Coffee addict. The serial single girl. Jessica will give you the what’s what on single life and dating in Chicago.

It's time for another guy to guest blog on dating rules. This time we have a post from Dennis Frymire about that whole "you have to wait three days to call a girl" rule.

Woman offering piece of paper with her phone number

Jenna (her name has been changed for this post) and I were riding the Brown line north, having just met that Easter Sunday. We both had just spent 14 hours working as extras on a pilot for Fox television. We met in the last three hours, and hit it off.
 
"I would love your phone number," I said, pulling my phone out.
 
I called her the next afternoon, and we made tentative plans to go to Martyrs that Saturday to see whatever band was playing. Five minutes later, she sent me a text message, and we chatted back and forth that way for about the next hour.
 
Welcome to dating in 2010.
 
Jenna and I broke so many supposed "rules" in arranging our first date.
 
1. She offered me her number. It's a good thing she did. I'm notoriously shy when it comes to matters such as these. (But that's a topic for another post.)
2. I called her the very next day. The rule seems to vary on this. It usually falls somewhere between two to three days.
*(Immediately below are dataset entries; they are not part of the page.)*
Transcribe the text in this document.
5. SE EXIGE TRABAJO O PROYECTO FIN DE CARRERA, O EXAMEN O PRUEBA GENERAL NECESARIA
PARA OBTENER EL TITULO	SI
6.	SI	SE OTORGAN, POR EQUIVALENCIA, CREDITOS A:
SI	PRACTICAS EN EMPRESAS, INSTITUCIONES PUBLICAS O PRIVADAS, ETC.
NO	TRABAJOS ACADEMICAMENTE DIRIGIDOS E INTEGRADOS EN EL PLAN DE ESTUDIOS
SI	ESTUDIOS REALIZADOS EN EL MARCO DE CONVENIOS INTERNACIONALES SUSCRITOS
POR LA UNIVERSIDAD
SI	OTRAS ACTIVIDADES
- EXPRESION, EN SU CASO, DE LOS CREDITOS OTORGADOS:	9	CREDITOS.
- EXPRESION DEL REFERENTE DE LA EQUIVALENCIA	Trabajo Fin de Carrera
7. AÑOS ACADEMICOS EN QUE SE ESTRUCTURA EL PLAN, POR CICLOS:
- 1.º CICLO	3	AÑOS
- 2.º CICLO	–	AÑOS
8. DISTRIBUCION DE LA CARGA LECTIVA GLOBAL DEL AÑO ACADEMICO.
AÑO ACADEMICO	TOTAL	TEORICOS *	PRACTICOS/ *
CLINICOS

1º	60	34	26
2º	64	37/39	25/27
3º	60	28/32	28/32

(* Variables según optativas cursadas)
I've heard two days is optimal: one day makes you appear too eager, and if you wait three, she may think you're not all that interested, or she might lose interest herself.
3. She began texting me without first asking if I had a text plan. This is actually my own personal rule: I try to never send someone a text until I've made sure they do indeed have a plan. (You'd think everyone would these days, but I actually have a few friends that don't, and rarely do I have anything so important to say that I need to make those friends pay 25 cents a message to hear it.) But I do have a text plan. And I liked Jenna. So I didn't care.
 
It's a wonder that in our modern age of instant connectability - with cell phones and texting, E-Harmony and Match.com, Facebook and Twitter, personal blogs, (not to mention the wonderful and scary practice of cyberstalking via Google) - rules for initiating a potential dating relationship still exist. Probably half of my dates this past year started with a friend request on Facebook, after an initial in-person meeting at an event or party. Sometimes I made the first move; most times, she did. (Really, I am a big, big scaredy-cat.)
 
"Who's supposed to make the first move?"
 
"How long do I wait to call about that first date?"
 
Does anyone really, genuinely worry about these rules anymore?
 
Perhaps these are pertinent "rules" questions today:
 
"How long do I wait before I send a friend request?"
 
"On which date do I finally admit to cyberstalking them?" ('Cause, come on, we know we all do it.)
 
But no matter what do/don't/when questions you might be asking yourself, my general rule is this: If you're dating someone new, and you find yourself thinking a lot about "the rules" and how to proceed next, chances are, you're probably not really into that person.
 
'Cause when you meet someone new, and the two of you really, really click, I bet you're going to find yourself doing things you wouldn't usually do. But isn't that the beauty of a fun and exciting new relationship - finding yourself breaking all of your own supposed rules.
 
Not that I'm saying you should go all willy-nilly, getting so caught up in in your new romance that other aspects of your life suffer. I'm not saying don't have guidelines to keep yourself in check. Guidelines are okay.
 
Just don't get hung up on "the rules". Communicate with this fun, new person in your life, and the two of you make up your own rules as you go along.